2.12 Molecular docking simulation

Molecular docking is a simulation method used to elucidate the mechanism of interaction between a protein (receptor) and small molecules (ligands). In this study, we performed the docking between the key peptides and ACE using the Accelrys Discovery Studio software 4.1 (DS 4.1) based on a previously published method.2 The crystallographic structure of ACE (code: 1O8A) was downloaded from the Worldwide Protein Data Bank (https://www.wwpdb.org) and then was conducted with ‘prepare protein’ program to add hydrogen, remove water, and model missing loop regions. The structures of the peptides were generated by ChemOffice 2018 and the energy was minimized with the CHARMM force field. The CDOCKER protocol was used to perform docking studies. The binding sites were defined with the coordinates x: 36.189, y: 43.643 and z: 55.175 and a radius of 16 Å. The CDOCKER energy scores, interaction site, and interaction force types were analyzed to evaluate docking results.

2.13 Statistical analysis

One-way analysis of variance (ANOVA) was used to carry out statistical analysis using GraphPad Prism 8.0.1 (GraphPad Software Inc., La Jolla, CA, USA).

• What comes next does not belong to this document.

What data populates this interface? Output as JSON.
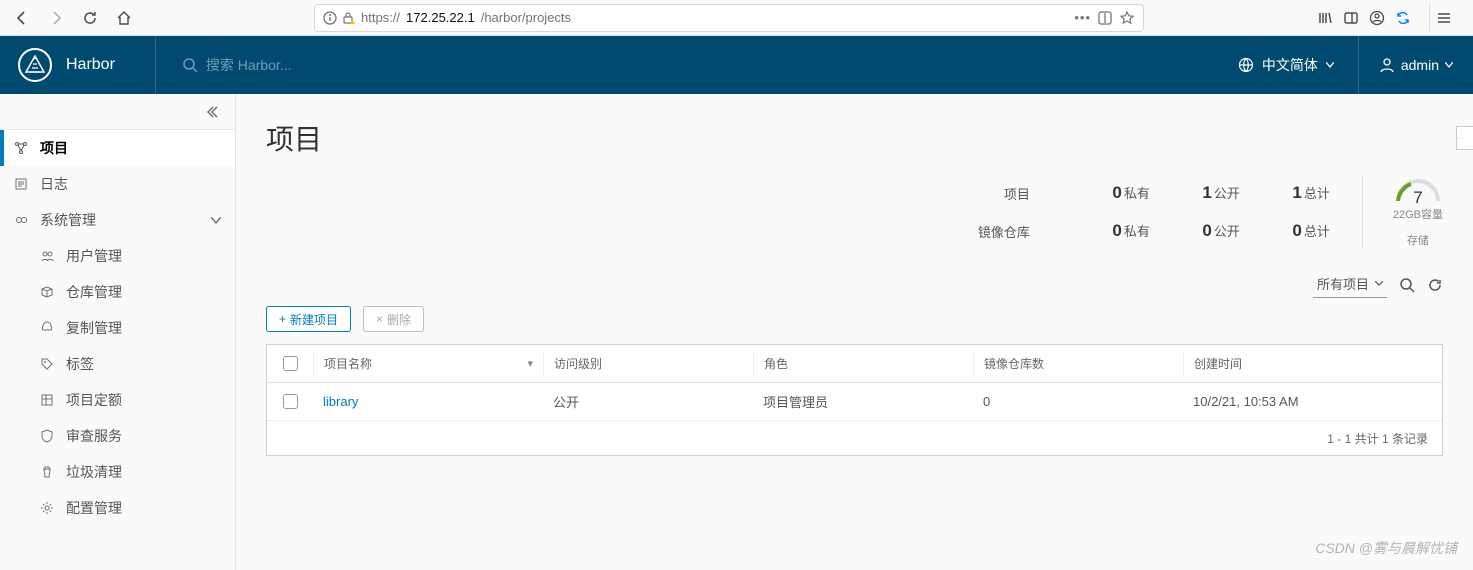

All assays were performed in triplicate. The values are expressed as the mean ± standard deviation. Significant differences between means were taken into account at P < 0.05.

3 Results and discussion

3.1 DH and amino acid composition of the hydrolysates

The protein in P. fucata was digested by Alcalase, a kind of serine protease widely used for generating peptides with hydrophobic C-terminal amino acids, which enhance ACEI activity.25 As shown in Fig. 1(a), the DH values during enzymatic hydrolysis showed a rapid increase during the first 2 h, indicating that numerous peptide bonds were broken in this process. Following this, the hydrolysis rate decreased, attributed to the inhibition of the reactive product, a decrease in the number of available hydrolysis sites and peptide bond concentration, and enzyme deactivation. A DH value of 23.77 ± 3.75% was obtained for a hydrolysis time of 10 h. This curve was quite similar to the result obtained by Hanafi et al., who reported the DH versus hydrolysis time results obtained from defatted green soybean meal hydrolysates produced by Alcalase following 10 h of hydrolysis.25 The hydrolysates obtained at different reaction times were assayed for ACEI capacity. As seen in Fig. 1(b), the 8 and 10 h hydrolysates achieved almost the same ACEI activities (94.46 ± 0.38% for the 8 h hydrolysate, 94.42 ± 0.35% for the 10 h hydrolysate), much higher than those of the other hydrolysates at 10 mg mL−1. In general, longer hydrolysis times were accompanied by more low molecular weight peptides, which are readily absorbed in the small intestine; thus, the 10 h hydrolysate was subjected to further study.
image file: d0ra10476k-f1.tif
Fig. 1 (a) Degree of hydrolysis (DH) of Acalase-hydrolyzed P. fucata meat at different incubation times; (b) ACE inhibition at different times of hydrolysis. The letters above the bars represent significant differences (P < 0.05).

The amino acid composition of P. fucata meat protein and its hydrolysates after 10 h of hydrolysis is listed in Table 1. It can be clearly seen that both of them had high contents of Asp, Glu, Leu, Lys, and Arg. The HAA contents in the P. fucata meat and its hydrolysates accounted for 39.52% and 39.20%, respectively, of the total amino acids. In addition, their aromatic amino acids (AAAs) accounted for 8.91% and 8.55%, respectively, of the total. The large amount of HAAs and AAAs, which are suited to bind with ACE, suggested that P. fucata could be a potential source for generating ACEI peptides. Furthermore, the high ratio of positive amino acids, including Arg, seemed to benefit the enhancement of ACEI activity as well.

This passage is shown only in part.